I hate not finishing a book. I rarely allow it to happen. And yet. I started reading Don DeLillo’s Libra last December. I forced myself to get about halfway through it. I see the book, every day, sitting on my shelf. I don’t know if I’ll ever pick it up again. I was drawn to it because I read, somewhere or other, the following excerpt:
He rode the subway up to Inwood, out to Sheepshead Bay. There were serious men down there, rocking in the copper light. He saw chinamen, beggars, men who talked to God, men who lived on the trains, day and night, bruised, with matted hair, asleep in patient bundles on the wicker seats. He jumped the turnstiles once. He rode between cars, gripping the heavy chain. He felt the friction of the ride in his teeth. They went so fast sometimes. He liked the feeling they were on the edge. How do we know the motorman’s not insane? It gave him a funny thrill. The wheels touched off showers of blue-white sparks, tremendous hissing bursts, on the edge of no-control. People crowded in, every shape face in the book of faces. They pushed through the doors, they hung from the porcelain straps. He was riding just to ride. The noise had a power and a human force. The dark had a power. He stood at the front of the first car, hands flat against the glass. The view down the tracks was a form of power. It was a secret and a power. The beams picked out secret things. The noise was pitched to a fury he located in the mind, a satisfying wave of rage and pain.
Pretty amazing stuff, no? The book is an imaginary account of Lee Harvey Oswald’s life. I was so impressed at how DeLillo, in this one brief section near the beginning of the book, depicted Oswald as someone passing through a world he was not actually a part of. I was, eventually, put off when I realized the entire book read like this. DeLillo writes from a third-person perspective, but he stays so close to Harvey’s consciousness that reading the book feels like being inside the head of a mentally disturbed person. Masterfully, done, yes, but for me, nearly impossible to commit to for very long.
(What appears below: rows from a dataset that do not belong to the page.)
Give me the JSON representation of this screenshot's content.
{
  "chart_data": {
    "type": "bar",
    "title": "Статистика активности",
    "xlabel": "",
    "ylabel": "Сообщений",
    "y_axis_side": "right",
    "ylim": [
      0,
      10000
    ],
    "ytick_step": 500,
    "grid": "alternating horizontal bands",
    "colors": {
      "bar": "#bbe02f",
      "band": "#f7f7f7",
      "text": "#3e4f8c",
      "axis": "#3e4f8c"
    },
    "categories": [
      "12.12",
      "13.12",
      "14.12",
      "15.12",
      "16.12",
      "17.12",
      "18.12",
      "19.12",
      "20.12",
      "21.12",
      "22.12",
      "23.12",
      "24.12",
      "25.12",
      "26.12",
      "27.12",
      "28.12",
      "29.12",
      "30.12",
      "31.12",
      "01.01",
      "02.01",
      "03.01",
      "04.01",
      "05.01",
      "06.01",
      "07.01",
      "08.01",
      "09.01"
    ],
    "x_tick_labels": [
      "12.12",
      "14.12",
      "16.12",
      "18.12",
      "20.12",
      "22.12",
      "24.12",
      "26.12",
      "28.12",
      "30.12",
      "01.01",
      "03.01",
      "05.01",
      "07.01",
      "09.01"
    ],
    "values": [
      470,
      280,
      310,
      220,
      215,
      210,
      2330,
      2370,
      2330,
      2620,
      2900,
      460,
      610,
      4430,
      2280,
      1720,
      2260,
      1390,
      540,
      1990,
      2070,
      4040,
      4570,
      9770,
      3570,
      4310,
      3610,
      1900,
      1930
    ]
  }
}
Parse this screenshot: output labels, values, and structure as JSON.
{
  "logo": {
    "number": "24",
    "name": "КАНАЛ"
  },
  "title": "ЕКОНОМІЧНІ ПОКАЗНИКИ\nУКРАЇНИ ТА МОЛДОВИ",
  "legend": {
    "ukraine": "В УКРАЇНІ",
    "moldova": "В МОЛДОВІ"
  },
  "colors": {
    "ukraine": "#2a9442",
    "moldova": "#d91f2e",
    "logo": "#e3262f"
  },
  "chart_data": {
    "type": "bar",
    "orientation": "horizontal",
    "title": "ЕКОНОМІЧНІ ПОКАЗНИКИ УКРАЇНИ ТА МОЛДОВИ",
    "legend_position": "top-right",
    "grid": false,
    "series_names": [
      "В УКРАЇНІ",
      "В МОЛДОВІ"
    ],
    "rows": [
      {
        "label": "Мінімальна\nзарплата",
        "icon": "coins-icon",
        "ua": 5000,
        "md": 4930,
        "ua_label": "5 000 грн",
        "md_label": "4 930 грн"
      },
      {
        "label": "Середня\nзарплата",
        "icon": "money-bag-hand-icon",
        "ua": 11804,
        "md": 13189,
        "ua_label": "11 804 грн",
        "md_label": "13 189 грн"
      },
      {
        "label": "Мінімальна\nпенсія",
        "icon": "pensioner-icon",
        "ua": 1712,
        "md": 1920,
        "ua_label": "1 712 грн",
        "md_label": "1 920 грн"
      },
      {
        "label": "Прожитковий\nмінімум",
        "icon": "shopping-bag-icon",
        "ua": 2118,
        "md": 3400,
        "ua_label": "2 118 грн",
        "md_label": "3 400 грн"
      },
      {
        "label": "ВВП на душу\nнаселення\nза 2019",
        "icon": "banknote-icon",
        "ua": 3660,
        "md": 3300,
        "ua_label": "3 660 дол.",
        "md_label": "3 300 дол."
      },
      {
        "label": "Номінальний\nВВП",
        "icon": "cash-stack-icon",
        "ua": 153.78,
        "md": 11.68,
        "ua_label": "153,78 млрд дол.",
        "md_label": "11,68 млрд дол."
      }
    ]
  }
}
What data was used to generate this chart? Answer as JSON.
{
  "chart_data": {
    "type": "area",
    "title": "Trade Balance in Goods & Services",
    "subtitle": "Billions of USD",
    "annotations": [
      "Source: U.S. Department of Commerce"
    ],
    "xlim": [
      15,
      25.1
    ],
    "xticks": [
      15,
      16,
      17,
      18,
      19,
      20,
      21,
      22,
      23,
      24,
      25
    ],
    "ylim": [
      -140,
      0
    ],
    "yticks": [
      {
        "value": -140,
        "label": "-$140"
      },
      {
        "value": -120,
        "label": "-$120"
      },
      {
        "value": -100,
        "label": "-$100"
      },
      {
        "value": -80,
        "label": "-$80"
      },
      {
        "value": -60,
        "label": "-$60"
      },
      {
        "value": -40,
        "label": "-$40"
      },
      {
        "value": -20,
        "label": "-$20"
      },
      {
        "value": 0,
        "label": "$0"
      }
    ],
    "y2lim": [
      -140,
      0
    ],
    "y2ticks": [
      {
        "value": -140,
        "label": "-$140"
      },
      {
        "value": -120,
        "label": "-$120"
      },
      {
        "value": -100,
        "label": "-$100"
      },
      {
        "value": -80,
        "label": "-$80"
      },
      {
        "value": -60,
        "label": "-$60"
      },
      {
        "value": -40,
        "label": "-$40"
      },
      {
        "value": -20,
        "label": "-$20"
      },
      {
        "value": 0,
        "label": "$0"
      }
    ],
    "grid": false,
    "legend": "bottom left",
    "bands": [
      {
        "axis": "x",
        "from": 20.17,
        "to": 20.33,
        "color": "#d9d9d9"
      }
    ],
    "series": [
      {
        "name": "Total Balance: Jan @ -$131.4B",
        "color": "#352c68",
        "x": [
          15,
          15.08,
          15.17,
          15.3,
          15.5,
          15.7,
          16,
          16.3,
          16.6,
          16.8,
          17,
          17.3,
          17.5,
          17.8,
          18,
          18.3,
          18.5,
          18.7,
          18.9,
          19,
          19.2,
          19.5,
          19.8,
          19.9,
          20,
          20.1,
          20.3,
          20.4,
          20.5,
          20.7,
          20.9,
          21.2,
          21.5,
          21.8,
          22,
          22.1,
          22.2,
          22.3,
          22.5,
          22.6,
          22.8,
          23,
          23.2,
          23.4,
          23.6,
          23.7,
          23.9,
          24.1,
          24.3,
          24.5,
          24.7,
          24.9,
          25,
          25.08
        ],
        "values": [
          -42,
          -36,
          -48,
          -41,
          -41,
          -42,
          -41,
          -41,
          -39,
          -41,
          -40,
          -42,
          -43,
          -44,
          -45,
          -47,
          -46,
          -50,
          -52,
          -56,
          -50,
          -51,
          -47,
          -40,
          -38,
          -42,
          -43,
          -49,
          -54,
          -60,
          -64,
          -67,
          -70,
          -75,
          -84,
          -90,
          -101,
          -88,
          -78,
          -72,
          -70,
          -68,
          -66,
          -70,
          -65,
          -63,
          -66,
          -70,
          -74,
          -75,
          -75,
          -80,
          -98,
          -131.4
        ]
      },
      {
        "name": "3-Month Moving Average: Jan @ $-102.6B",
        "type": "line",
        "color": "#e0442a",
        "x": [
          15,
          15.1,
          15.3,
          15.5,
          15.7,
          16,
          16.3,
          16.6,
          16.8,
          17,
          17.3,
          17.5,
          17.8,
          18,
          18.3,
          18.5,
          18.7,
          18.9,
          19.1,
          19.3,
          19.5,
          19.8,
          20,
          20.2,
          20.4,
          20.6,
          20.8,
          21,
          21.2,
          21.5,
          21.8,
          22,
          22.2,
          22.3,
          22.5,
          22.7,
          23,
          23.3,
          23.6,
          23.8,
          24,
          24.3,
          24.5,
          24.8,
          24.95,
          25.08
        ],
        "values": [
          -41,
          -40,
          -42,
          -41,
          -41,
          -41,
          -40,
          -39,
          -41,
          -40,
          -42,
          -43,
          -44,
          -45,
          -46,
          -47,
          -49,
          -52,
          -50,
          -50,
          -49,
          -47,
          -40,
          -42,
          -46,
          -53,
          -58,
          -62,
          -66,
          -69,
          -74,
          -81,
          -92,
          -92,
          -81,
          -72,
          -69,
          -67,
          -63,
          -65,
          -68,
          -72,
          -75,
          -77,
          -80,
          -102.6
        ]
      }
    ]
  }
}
In January, I began David Foster Wallace’s Infinite Jest, partly because I’d heard so many positive reviews of it from friends, and partly because I was in the middle of a quest to read more contemporary fiction and break out of my 19th century/scifi/fantasy comfort zone. I read about a hundred and fifty pages before I guiltily started loading other things onto my e-reader to distract me from the fact that I wasn’t finishing yet another novel. The book is very segmented, so it’s hard to tell what’s even happening at times. Though I hear it gets easier after the first two hundred pages, nothing I have read of it so far convinces me that I will ever find the book interesting. Honestly, not liking stuff like this makes me feel like an intellectual failure.
It’s good that I’m mentioning these two books here, because it’s not likely I’ll ever have cause to refer to them again. Some books just don’t speak to me. There’s no book I’ve ever enjoyed that has reached me solely on an intellectual level. There has to be something about a book that grabs me emotionally, or I won’t bother putting in the work to suck out all the story has to offer.